Okay, okay, okay. I don't actually mean invisible—that would be pretty strange, though. Planets are gargantuan objects, but they almost always orbit stars that are vastly brighter and larger than the planets they orbit. This renders planets invisible to astronomers using telescopes. Just think about it for a second: stars are some of the brightest objects in the cosmos, while planets—though large—are orders of magnitude smaller and far less luminous than their host star. And since they're so close to their star (in space terms), they're basically a firefly in front of a lighthouse beacon. But there are some clever techniques scientists use to detect these worlds.
Stars emit light at a constant brightness (luminosity)—meaning if you graphed it over time, you'd get a straight horizontal line. However, if a planet orbits the star and passes in front of it from our point of view, the star's brightness will dip. When astronomers notice these dips, they keep gathering data, because if the dips recur at regular intervals, it means an exoplanet (a planet outside our solar system) is orbiting the star.

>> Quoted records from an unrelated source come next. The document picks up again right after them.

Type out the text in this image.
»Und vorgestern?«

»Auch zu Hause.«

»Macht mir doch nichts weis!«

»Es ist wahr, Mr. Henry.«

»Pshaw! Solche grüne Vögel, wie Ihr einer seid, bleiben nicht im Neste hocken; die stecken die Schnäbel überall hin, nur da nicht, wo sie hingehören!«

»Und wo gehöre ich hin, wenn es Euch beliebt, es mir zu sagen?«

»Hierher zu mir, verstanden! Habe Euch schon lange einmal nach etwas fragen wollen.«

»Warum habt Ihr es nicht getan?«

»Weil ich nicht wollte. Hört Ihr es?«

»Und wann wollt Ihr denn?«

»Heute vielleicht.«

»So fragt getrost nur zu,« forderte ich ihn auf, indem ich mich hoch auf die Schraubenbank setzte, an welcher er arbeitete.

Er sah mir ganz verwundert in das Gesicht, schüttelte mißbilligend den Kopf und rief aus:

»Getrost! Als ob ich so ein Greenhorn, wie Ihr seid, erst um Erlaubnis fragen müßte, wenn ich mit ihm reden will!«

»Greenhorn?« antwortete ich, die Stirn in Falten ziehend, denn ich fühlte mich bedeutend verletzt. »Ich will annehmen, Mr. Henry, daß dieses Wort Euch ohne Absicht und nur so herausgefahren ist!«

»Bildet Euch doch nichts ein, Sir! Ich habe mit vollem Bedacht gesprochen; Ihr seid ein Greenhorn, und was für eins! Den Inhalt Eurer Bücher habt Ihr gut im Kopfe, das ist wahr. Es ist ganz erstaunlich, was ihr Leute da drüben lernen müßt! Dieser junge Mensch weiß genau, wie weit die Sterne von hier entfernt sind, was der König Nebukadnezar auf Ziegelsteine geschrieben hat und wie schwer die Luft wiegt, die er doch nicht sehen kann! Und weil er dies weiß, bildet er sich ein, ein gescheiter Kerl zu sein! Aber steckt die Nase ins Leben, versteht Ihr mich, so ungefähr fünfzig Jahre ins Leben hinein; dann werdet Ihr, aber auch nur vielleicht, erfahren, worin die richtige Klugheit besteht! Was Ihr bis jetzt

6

That isn't the only information you can get from this. We can determine an exoplanet's orbital period by measuring the time between two dips in its host star's brightness. The exoplanet is in front of the star at the first dip, then orbits until it crosses again, creating the next dip. We can also determine an exoplanet's size by how deep the brightness dip is — the larger the dip, the larger the planet.
The radial velocity (wobble) method takes a different approach. While exoplanets might be tiny compared to their host star, they still tug on it with gravity. As the exoplanet orbits, we can observe the star wobble. This wobble shows up in a spectrograph (an instrument that displays the wavelengths of light an object emits) because, as the star moves, its spectral lines shift back and forth. Below is a GIF that shows the process.
This method reveals something the transit method can't: an exoplanet's minimum mass. MINIMUM MASS! Yeah, that's a little confusing. With the wobble method, we don't know the orbit's orientation—all we see are shifts in the star's spectrum caused by the star moving toward and away from us. From the size of that wobble, we can calculate a minimum mass, because we only measure the motion along our line of sight. The true mass could be larger if the orbit is tilted; however, we won't know by how much if the orbit is tilted, say, 2 degrees versus 89 degrees.